The police don’t understand the law when it comes to child grooming, they don’t understand the psychological impact of grooming on the victim and the government should consider making changes to the law to safeguard young victims of depraved sexual abuse, Lucy Allan MP has said.
In a statement in Parliament today, the MP for Telford, which was the scene of one of Britain’s largest ever child grooming scandals, gave a harrowing account of how police have failed to do enough to combat abuse in the area.
She described a recent case where a 13-year-old girl was raped and abused by multiple men, even falling pregnant to one of them. The men were arrested, but no charges were brought because the girl couldn’t prove she had not consented and the men were able to say they reasonably believed she was over 16-years-old.
The police didn’t even realise these men were connected to each other…

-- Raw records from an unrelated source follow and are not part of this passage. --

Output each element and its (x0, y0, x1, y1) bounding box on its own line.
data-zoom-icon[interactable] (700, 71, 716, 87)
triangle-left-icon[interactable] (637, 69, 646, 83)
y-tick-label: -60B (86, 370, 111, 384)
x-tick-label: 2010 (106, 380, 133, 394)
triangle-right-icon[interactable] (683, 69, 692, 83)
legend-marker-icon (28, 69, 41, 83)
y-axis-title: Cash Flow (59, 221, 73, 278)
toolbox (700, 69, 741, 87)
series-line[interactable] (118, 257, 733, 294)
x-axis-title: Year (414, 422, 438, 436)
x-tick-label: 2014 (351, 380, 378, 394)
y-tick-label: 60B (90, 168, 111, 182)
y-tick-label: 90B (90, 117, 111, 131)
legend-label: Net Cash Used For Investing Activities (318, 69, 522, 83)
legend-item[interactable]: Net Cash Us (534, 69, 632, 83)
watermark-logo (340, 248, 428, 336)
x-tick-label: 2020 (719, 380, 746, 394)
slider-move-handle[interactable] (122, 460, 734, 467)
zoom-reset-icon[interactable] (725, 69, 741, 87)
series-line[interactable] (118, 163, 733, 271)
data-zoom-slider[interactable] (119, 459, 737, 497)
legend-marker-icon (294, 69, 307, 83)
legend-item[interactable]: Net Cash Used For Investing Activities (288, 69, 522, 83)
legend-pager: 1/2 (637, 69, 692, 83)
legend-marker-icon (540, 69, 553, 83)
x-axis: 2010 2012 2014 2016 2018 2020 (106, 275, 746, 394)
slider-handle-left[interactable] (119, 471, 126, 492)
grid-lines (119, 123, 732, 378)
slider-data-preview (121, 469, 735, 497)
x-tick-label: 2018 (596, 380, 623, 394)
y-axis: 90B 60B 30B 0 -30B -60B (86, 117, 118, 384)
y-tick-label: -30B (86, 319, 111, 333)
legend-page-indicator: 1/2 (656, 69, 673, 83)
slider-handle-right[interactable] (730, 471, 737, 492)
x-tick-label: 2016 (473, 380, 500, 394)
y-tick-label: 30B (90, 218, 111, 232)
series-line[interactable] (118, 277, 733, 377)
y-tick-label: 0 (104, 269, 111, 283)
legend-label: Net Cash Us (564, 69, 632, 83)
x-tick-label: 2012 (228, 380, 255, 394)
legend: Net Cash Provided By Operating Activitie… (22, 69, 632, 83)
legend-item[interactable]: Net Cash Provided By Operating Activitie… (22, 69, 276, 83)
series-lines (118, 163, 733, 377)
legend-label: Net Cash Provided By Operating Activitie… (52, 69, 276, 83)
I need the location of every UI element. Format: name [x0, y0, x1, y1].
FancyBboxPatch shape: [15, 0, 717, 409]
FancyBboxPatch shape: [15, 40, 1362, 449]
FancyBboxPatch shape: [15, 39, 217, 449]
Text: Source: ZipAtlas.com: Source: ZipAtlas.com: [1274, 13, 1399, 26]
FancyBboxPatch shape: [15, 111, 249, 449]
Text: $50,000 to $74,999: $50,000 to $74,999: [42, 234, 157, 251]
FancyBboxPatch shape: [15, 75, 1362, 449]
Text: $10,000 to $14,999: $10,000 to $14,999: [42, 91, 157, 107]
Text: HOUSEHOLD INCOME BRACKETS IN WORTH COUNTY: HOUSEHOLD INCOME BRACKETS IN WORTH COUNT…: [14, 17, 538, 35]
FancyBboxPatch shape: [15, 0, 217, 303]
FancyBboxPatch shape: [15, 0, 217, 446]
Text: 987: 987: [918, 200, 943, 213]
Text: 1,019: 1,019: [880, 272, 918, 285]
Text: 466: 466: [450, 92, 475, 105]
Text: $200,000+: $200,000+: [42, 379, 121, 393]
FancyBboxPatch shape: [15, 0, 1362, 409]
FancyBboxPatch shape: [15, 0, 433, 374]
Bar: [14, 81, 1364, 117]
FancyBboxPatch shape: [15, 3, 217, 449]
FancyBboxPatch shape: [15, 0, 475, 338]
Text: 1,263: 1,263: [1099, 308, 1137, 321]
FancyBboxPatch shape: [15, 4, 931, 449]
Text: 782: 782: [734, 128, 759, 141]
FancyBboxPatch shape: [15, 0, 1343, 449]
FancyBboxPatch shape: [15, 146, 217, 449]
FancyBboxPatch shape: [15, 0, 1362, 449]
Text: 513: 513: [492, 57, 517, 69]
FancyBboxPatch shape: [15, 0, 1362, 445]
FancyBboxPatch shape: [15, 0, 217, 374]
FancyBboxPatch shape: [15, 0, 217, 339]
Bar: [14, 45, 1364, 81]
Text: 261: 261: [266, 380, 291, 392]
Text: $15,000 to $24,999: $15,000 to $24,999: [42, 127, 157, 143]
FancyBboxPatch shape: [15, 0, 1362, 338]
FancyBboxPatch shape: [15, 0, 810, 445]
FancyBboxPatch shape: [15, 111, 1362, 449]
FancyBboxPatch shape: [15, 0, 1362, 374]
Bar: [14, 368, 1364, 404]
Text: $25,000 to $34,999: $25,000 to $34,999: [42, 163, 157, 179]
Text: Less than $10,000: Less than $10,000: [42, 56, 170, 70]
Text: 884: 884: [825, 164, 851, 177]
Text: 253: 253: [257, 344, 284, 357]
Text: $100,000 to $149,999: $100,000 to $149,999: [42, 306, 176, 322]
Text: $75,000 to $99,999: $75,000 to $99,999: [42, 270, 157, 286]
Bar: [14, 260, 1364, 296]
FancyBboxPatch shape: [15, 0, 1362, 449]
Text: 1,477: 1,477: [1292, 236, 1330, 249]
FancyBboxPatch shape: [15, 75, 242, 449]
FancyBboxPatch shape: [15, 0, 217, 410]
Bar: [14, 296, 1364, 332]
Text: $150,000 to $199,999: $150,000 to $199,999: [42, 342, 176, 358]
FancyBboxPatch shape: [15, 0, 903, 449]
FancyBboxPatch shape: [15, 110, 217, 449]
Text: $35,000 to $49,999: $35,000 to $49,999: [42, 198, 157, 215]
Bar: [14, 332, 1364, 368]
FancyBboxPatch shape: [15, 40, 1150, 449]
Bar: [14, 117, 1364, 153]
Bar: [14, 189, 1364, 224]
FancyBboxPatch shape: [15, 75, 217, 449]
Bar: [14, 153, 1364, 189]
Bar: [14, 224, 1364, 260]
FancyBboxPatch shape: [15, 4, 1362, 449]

Allan said: “Anyone listening to this debate will be astonished that a child as young as 13 can be targeted and groomed for sex by multiple men and the men can say to the police by way of defence ‘I had no reason to believe that she did not consent or that she was not 16’ and, unless the victim can show otherwise, the police may not have the perpetrator charged at all.
“The victim in this case, and her family, were dismissed by authorities more or less on the say so of the perpetrators. I would ask the Minister to consider whether in the light of what we now know today about grooming and child sexual exploitation whether it is time to update both guidance to police and the Child Sexual Offences Act of 2003, particularly when it comes to a definition of consent.
“This particular case is a recent case, not historic, and it’s essential that police actively look for evidence of grooming that they then can pass onto the CPS. Most children in these circumstances are unlikely to know what’s happening is grooming.
“It must now be considered if the law is protecting young people from grooming and exploitation. We can’t keep wringing our hands and saying as each case comes to light how horrific it is. If the law does not protect our children from being groomed then we must update the law.”
What is especially bad about this is that the Home Office didn’t send a representative to listen to Lucy Allan today – although it has now emerged the Telford MP has secured a review into this case as a result of her hard work in highlighting the issue.
It’s absolutely disgraceful that, as a society, Britain is failing to protect some of the most vulnerable young girls. They have been badly let down by police and politicians for far too long.